En psychiatrie, de nombreuses pratiques de soins se construisent puis se transmettent à partir de l’expérience, des habitudes d’équipe et de la culture professionnelle. Si cette richesse clinique est précieuse, elle mérite néanmoins d’être interrogée, confrontée à la littérature puis consolidée par une méthode partagée. C’est dans cette perspective qu’est né au Vinatier déCLIC *, un groupe ressource pensé pour aider les infirmières à relier leurs pratiques quotidiennes aux données probantes, à partir de situations concrètes et de questions de terrain. L’objectif est de soutenir une évolution des pratiques ancrée dans le réel des soins, au plus près des besoins des patients et des professionnels.

Le point de départ choisi a été révélateur : il s’agissait d’interroger la technique d’injection intramusculaire (1). La réalisation de ce soin courant, souvent considéré comme maîtrisée, reste en réalité peu homogène selon les équipes et les professionnels. À partir de cet acte, une méthode systématisée d’implémentation de l’Evidence base nursing (EBN)a donc été mise en œuvre : questionnement de la pratique, revue de la littérature, traduction en équipe des données de la littérature en modalités de pratique adaptées au terrain, accompagnement au changement, puis Evaluation des pratiques professionnelles (EPP) et réajustement.

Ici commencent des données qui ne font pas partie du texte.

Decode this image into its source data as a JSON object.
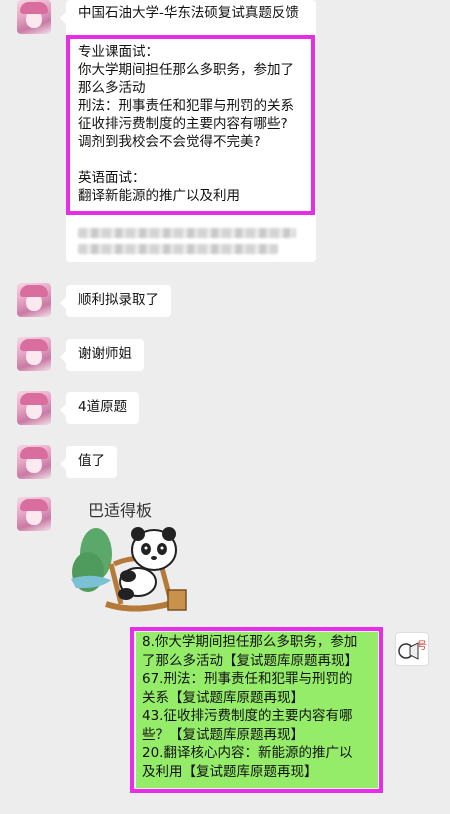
{
  "messages": {
    "first": {
      "title": "中国石油大学-华东法硕复试真题反馈",
      "lines": [
        "专业课面试：",
        "你大学期间担任那么多职务，参加了",
        "那么多活动",
        "刑法：刑事责任和犯罪与刑罚的关系",
        "征收排污费制度的主要内容有哪些?",
        "调剂到我校会不会觉得不完美?",
        "",
        "英语面试：",
        "翻译新能源的推广以及利用"
      ]
    },
    "m2": "顺利拟录取了",
    "m3": "谢谢师姐",
    "m4": "4道原题",
    "m5": "值了",
    "sticker_text": "巴适得板",
    "reply_lines": [
      "8.你大学期间担任那么多职务，参加",
      "了那么多活动【复试题库原题再现】",
      "67.刑法：刑事责任和犯罪与刑罚的",
      "关系【复试题库原题再现】",
      "43.征收排污费制度的主要内容有哪",
      "些？【复试题库原题再现】",
      "20.翻译核心内容：新能源的推广以",
      "及利用【复试题库原题再现】"
    ],
    "right_sticker_text": "号"
  },
  "colors": {
    "highlight": "#e62ee6",
    "green_bubble": "#95ec69",
    "background": "#ededed"
  }
}
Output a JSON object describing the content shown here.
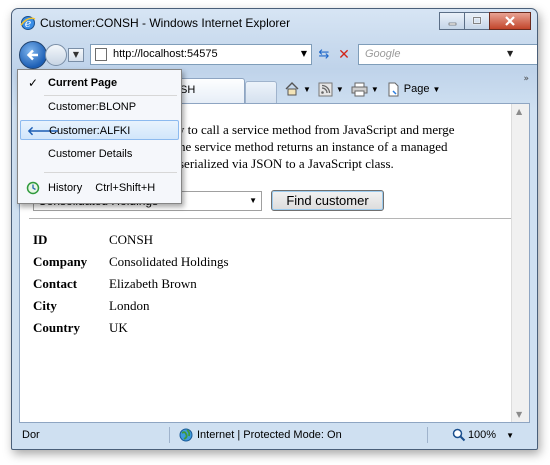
{
  "window": {
    "title": "Customer:CONSH - Windows Internet Explorer"
  },
  "address_bar": {
    "url": "http://localhost:54575",
    "search_placeholder": "Google"
  },
  "tab": {
    "label": "SH"
  },
  "command_bar": {
    "page_label": "Page"
  },
  "history_menu": {
    "items": [
      {
        "label": "Current Page",
        "icon": "checkmark-icon"
      },
      {
        "label": "Customer:BLONP",
        "icon": ""
      },
      {
        "label": "Customer:ALFKI",
        "icon": "back-arrow-icon"
      },
      {
        "label": "Customer Details",
        "icon": ""
      }
    ],
    "history_label": "History",
    "history_shortcut": "Ctrl+Shift+H"
  },
  "page": {
    "intro_lines": [
      "w to call a service method from JavaScript and merge",
      "he service method returns an instance of a managed",
      "serialized via JSON to a JavaScript class."
    ],
    "select_value": "Consolidated Holdings",
    "find_button": "Find customer",
    "details": [
      {
        "label": "ID",
        "value": "CONSH"
      },
      {
        "label": "Company",
        "value": "Consolidated Holdings"
      },
      {
        "label": "Contact",
        "value": "Elizabeth Brown"
      },
      {
        "label": "City",
        "value": "London"
      },
      {
        "label": "Country",
        "value": "UK"
      }
    ]
  },
  "status_bar": {
    "left_text": "Dor",
    "zone_text": "Internet | Protected Mode: On",
    "zoom": "100%"
  },
  "colors": {
    "accent": "#1d5fb5",
    "menu_highlight": "#d1e6fb"
  }
}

L’intérêt de ce dispositif tient autant au sujet travaillé qu’à la méthode, aisément transférable à d’autres soins et d’autres établissements. déCLIC propose ainsi une manière structurée de travailler les pratiques infirmières en psychiatrie à partir du terrain. Les premiers sujets engagés ont aussi concerné l’évaluation clinique basée sur la mesure (2), le corpus d’échelles d’évaluation et de questionnaires standardisés(3), le plan de suivi individualisé (4), la nomenclature de diagnostics infirmiers, la psychoéducation, la gestion de l’anxiété ou encore la réduction du recours à l’isolement, parmi d’autres.

Le décret infirmier du 24 décembre 2025 relatif aux activités et compétences de la profession d’infirmier (5) donne à cette dynamique une portée nouvelle en inscrivant les données probantes parmi les fondements des soins infirmiers (6). Si cette évolution ouvre un espace de travail concret pour les équipes, encore faut-il disposer de formats simples, pratiques et adaptés au réel des services. déCLIC s’inscrit dans cette logique de déploiement systémique et propose ainsi à partir d’une méthode commune, de faire circuler les questions de pratique, les retours d’expérience et les dynamiques d’évaluation entre équipes et entre sites.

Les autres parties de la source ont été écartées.